Notley CA, Inglis JJ, Alzabin S, McCann FE, McNamee KE, Williams RO - J. Exp. Med. (2008)

Bottom Line: IL-17 is implicated in the pathogenesis of rheumatoid arthritis (RA) and has previously been shown to be induced by tumor necrosis factor (TNF) in vitro.TNF blockade using TNFR-Fc fusion protein or anti-TNF monoclonal antibody reduced arthritis severity but, unexpectedly, expanded populations of Th1 and Th17 cells, which were shown by adoptive transfer to be pathogenic.Treatment of macrophages with rTNF also inhibited p40 production in vitro.

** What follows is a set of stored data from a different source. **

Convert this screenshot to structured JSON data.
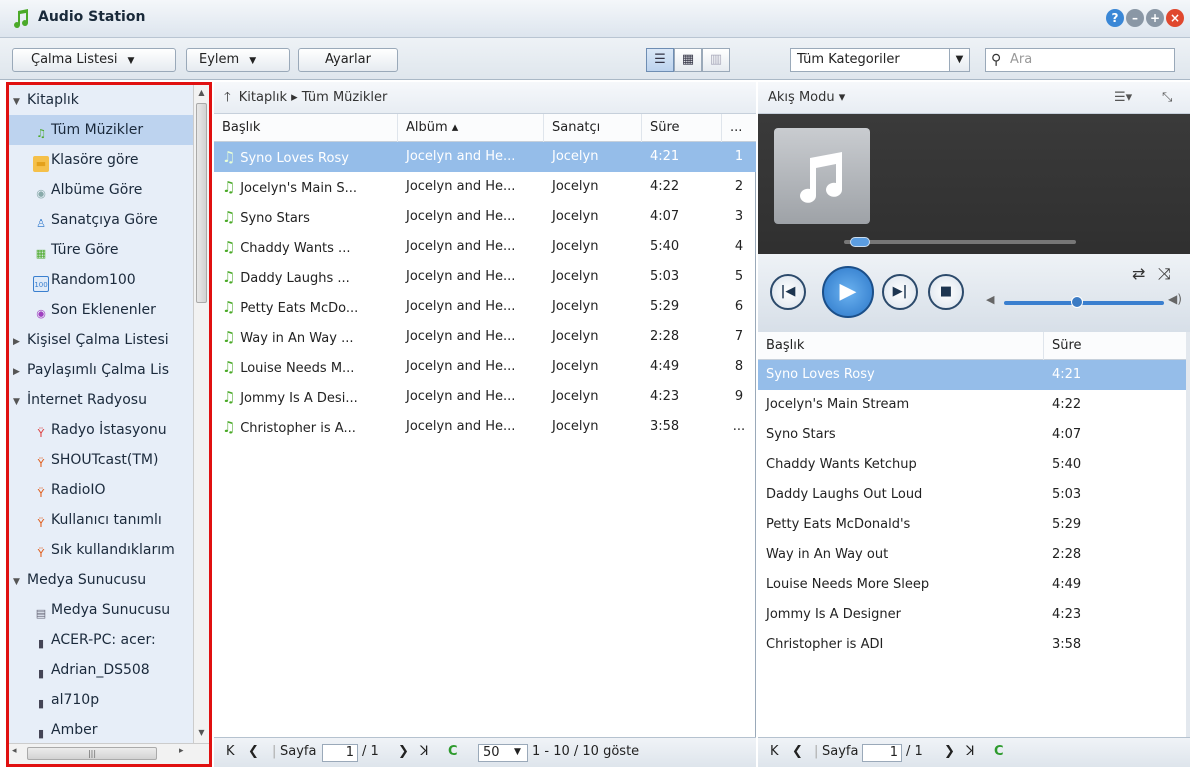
{
  "window": {
    "title": "Audio Station"
  },
  "toolbar": {
    "playlist_label": "Çalma Listesi",
    "action_label": "Eylem",
    "settings_label": "Ayarlar",
    "category_value": "Tüm Kategoriler",
    "search_placeholder": "Ara"
  },
  "sidebar": {
    "items": [
      {
        "label": "Kitaplık",
        "type": "group",
        "expanded": true
      },
      {
        "label": "Tüm Müzikler",
        "type": "item",
        "icon": "music-note-icon",
        "selected": true
      },
      {
        "label": "Klasöre göre",
        "type": "item",
        "icon": "folder-icon"
      },
      {
        "label": "Albüme Göre",
        "type": "item",
        "icon": "disc-icon"
      },
      {
        "label": "Sanatçıya Göre",
        "type": "item",
        "icon": "person-icon"
      },
      {
        "label": "Türe Göre",
        "type": "item",
        "icon": "genre-icon"
      },
      {
        "label": "Random100",
        "type": "item",
        "icon": "random100-icon"
      },
      {
        "label": "Son Eklenenler",
        "type": "item",
        "icon": "recent-icon"
      },
      {
        "label": "Kişisel Çalma Listesi",
        "type": "group",
        "expanded": false
      },
      {
        "label": "Paylaşımlı Çalma Lis",
        "type": "group",
        "expanded": false
      },
      {
        "label": "İnternet Radyosu",
        "type": "group",
        "expanded": true
      },
      {
        "label": "Radyo İstasyonu",
        "type": "item",
        "icon": "radio-add-icon"
      },
      {
        "label": "SHOUTcast(TM)",
        "type": "item",
        "icon": "radio-tower-icon"
      },
      {
        "label": "RadioIO",
        "type": "item",
        "icon": "radio-tower-icon"
      },
      {
        "label": "Kullanıcı tanımlı",
        "type": "item",
        "icon": "radio-tower-icon"
      },
      {
        "label": "Sık kullandıklarım",
        "type": "item",
        "icon": "radio-tower-icon"
      },
      {
        "label": "Medya Sunucusu",
        "type": "group",
        "expanded": true
      },
      {
        "label": "Medya Sunucusu",
        "type": "item",
        "icon": "media-server-icon"
      },
      {
        "label": "ACER-PC: acer:",
        "type": "item",
        "icon": "server-icon"
      },
      {
        "label": "Adrian_DS508",
        "type": "item",
        "icon": "server-icon"
      },
      {
        "label": "al710p",
        "type": "item",
        "icon": "server-icon"
      },
      {
        "label": "Amber",
        "type": "item",
        "icon": "server-icon"
      }
    ]
  },
  "library": {
    "breadcrumb": "Kitaplık ▸ Tüm Müzikler",
    "columns": [
      "Başlık",
      "Albüm ▴",
      "Sanatçı",
      "Süre",
      "..."
    ],
    "rows": [
      {
        "title": "Syno Loves Rosy",
        "album": "Jocelyn and He...",
        "artist": "Jocelyn",
        "duration": "4:21",
        "num": "1",
        "selected": true
      },
      {
        "title": "Jocelyn's Main S...",
        "album": "Jocelyn and He...",
        "artist": "Jocelyn",
        "duration": "4:22",
        "num": "2"
      },
      {
        "title": "Syno Stars",
        "album": "Jocelyn and He...",
        "artist": "Jocelyn",
        "duration": "4:07",
        "num": "3"
      },
      {
        "title": "Chaddy Wants ...",
        "album": "Jocelyn and He...",
        "artist": "Jocelyn",
        "duration": "5:40",
        "num": "4"
      },
      {
        "title": "Daddy Laughs ...",
        "album": "Jocelyn and He...",
        "artist": "Jocelyn",
        "duration": "5:03",
        "num": "5"
      },
      {
        "title": "Petty Eats McDo...",
        "album": "Jocelyn and He...",
        "artist": "Jocelyn",
        "duration": "5:29",
        "num": "6"
      },
      {
        "title": "Way in An Way ...",
        "album": "Jocelyn and He...",
        "artist": "Jocelyn",
        "duration": "2:28",
        "num": "7"
      },
      {
        "title": "Louise Needs M...",
        "album": "Jocelyn and He...",
        "artist": "Jocelyn",
        "duration": "4:49",
        "num": "8"
      },
      {
        "title": "Jommy Is A Desi...",
        "album": "Jocelyn and He...",
        "artist": "Jocelyn",
        "duration": "4:23",
        "num": "9"
      },
      {
        "title": "Christopher is A...",
        "album": "Jocelyn and He...",
        "artist": "Jocelyn",
        "duration": "3:58",
        "num": "..."
      }
    ],
    "pager": {
      "page_label": "Sayfa",
      "page": "1",
      "total": "/ 1",
      "per_page": "50",
      "summary": "1 - 10 / 10 göste"
    }
  },
  "player": {
    "mode_label": "Akış Modu ▾",
    "progress": 0.03,
    "volume": 0.45,
    "columns": [
      "Başlık",
      "Süre"
    ],
    "playlist": [
      {
        "title": "Syno Loves Rosy",
        "duration": "4:21",
        "selected": true
      },
      {
        "title": "Jocelyn's Main Stream",
        "duration": "4:22"
      },
      {
        "title": "Syno Stars",
        "duration": "4:07"
      },
      {
        "title": "Chaddy Wants Ketchup",
        "duration": "5:40"
      },
      {
        "title": "Daddy Laughs Out Loud",
        "duration": "5:03"
      },
      {
        "title": "Petty Eats McDonald's",
        "duration": "5:29"
      },
      {
        "title": "Way in An Way out",
        "duration": "2:28"
      },
      {
        "title": "Louise Needs More Sleep",
        "duration": "4:49"
      },
      {
        "title": "Jommy Is A Designer",
        "duration": "4:23"
      },
      {
        "title": "Christopher is ADI",
        "duration": "3:58"
      }
    ],
    "pager": {
      "page_label": "Sayfa",
      "page": "1",
      "total": "/ 1"
    }
  },
  "colors": {
    "selection": "#95bde9",
    "accent": "#2b76c8",
    "highlight_border": "#e01010"
  }
}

View Article: PubMed Central - PubMed

Affiliation: Kennedy Institute of Rheumatology Division, Imperial College London, London, W6 8LH, England, UK.

ABSTRACT
IL-17 is implicated in the pathogenesis of rheumatoid arthritis (RA) and has previously been shown to be induced by tumor necrosis factor (TNF) in vitro. The aim of this study was to assess the impact of TNF inhibition on IL-17 production in collagen-induced arthritis, a model of RA. TNF blockade using TNFR-Fc fusion protein or anti-TNF monoclonal antibody reduced arthritis severity but, unexpectedly, expanded populations of Th1 and Th17 cells, which were shown by adoptive transfer to be pathogenic. Th1 and Th17 cell populations were also expanded in collagen-immunized TNFR p55(-/-) but not p75(-/-) mice. The expression of IL-12/IL-23 p40 was up-regulated in lymph nodes (LN) from p55(-/-) mice, and the expansion of Th1/Th17 cells was abrogated by blockade of p40. Treatment of macrophages with rTNF also inhibited p40 production in vitro. These findings indicate that at least one of the ways in which TNF regulates Th1/Th17 responses in arthritis is by down-regulating the expression of p40. Finally, although TNF blockade increased numbers of Th1 and Th17 cells in LN, it inhibited their accumulation in the joint, thereby providing an explanation for the paradox that anti-TNF therapy ameliorates arthritis despite increasing numbers of pathogenic T cells.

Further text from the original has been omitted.